Une des nombreuses questions est par exemple de savoir ce que les clients achèteraient dans le Metaverse ? Quelles sont leurs motivations ? Leurs besoins sont-ils différents de ceux du monde réel ?

Les 5 points suivants reflètent, selon moi, les domaines dans lesquels le métavers va le plus changer notre vie dans un avenir proche :

  1. Le Metaverse est une réalité virtuelle qui offre de nombreuses possibilités pour l'avenir du travail. Nous pouvons vivre, travailler et jouer dans un monde tridimensionnel. Nous pouvons personnaliser nos avatars, créer des présentations interactives, concevoir des espaces virtuels et travailler ensemble sur des projets.
  2. Le métavers exige de nouvelles compétences et qualifications. Nous devons apprendre à nous orienter dans le monde virtuel, à communiquer et à collaborer avec les autres, à être créatifs et innovants . Nous devons également tenir compte des questions éthiques et juridiques que soulève le métavers.
  3. Le Metaverse permet de nouvelles formes de collaboration et d'apprentissage. Nous pouvons rencontrer des collègues, des clients et des partenaires du monde entier dans un environnement immersif. Nous pouvons apprendre auprès d'experts qui partagent leurs connaissances dans des cours virtuels. Nous pouvons également acquérir des compétences pratiques en participant à des simulations et des scénarios qui nous préparent à des situations réelles.
  4. Le métavers crée de nouveaux modèles commerciaux et de nouveaux marchés. Nous pouvons offrir des produits et des services numériques que le monde réel ne propose pas. Nous pouvons également créer et échanger des actifs numériques basés sur les technologies blockchain. Nous pouvons également atteindre de nouveaux groupes de clients actifs dans le métaverse.
  5. Le métavers change notre culture de travail et notre bien-être. Nous pouvons travailler de manière plus flexible et autonome en choisissant nos horaires et nos lieux de travail. Nous pouvons également nous amuser davantage et nous divertir en combinant notre travail avec des éléments ludiques et récréatifs . Mais nous devons également veiller à notre santé mentale et physique en trouvant un équilibre entre le monde virtuel et le monde réel .

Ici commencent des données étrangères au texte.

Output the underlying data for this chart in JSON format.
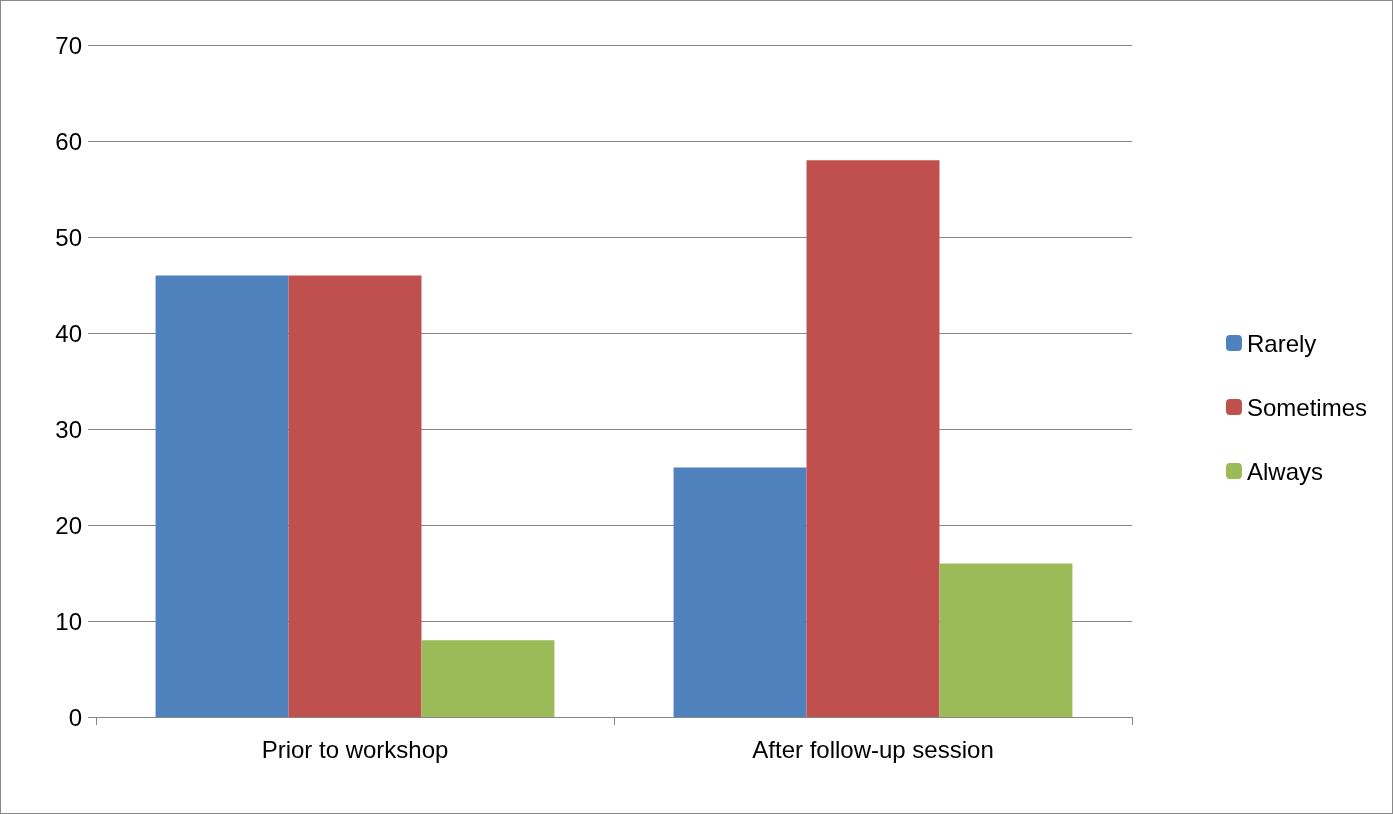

Le Metaverse est donc plus qu'un simple jeu ou une échappatoire à la réalité. C'est une plateforme d'innovation, de créativité et de collaboration. Il va transformer notre monde du travail dans les années à venir et nous ouvrir de nouvelles possibilités. Êtes-vous prêt pour le Metaverse ?

Le métaworking réduit les gaz à effet de serre

Le métaworking réduit les gaz à effet de serre

Le métavers peut apporter une contribution importante à la réduction du réchauffement climatique.

C'est ce que confirme une étude de l'université de Cornell.

👉 Rien qu'aux États-Unis, l'utilisation ciblée des technologies Metaverse pourrait permettre de réduire les émissions de gaz à effet de serre de plus de 10 gigatonnes d'ici 2050.

Même si nous nous réjouissons que les réunions personnelles, les événements et les voyages d'affaires soient à nouveau possibles après la pandémie, nous devrions aussi avoir appris que beaucoup de choses sont superflues et que le métavers offre de bonnes alternatives. Un bon mélange des deux mondes aide déjà à avancer.

La collaboration dans le métavers en tant qu'approche hybride n'est ici qu'un exemple. De telles réunions sont plus spontanées que les réunions physiques, tout en créant une proximité "virtuelle".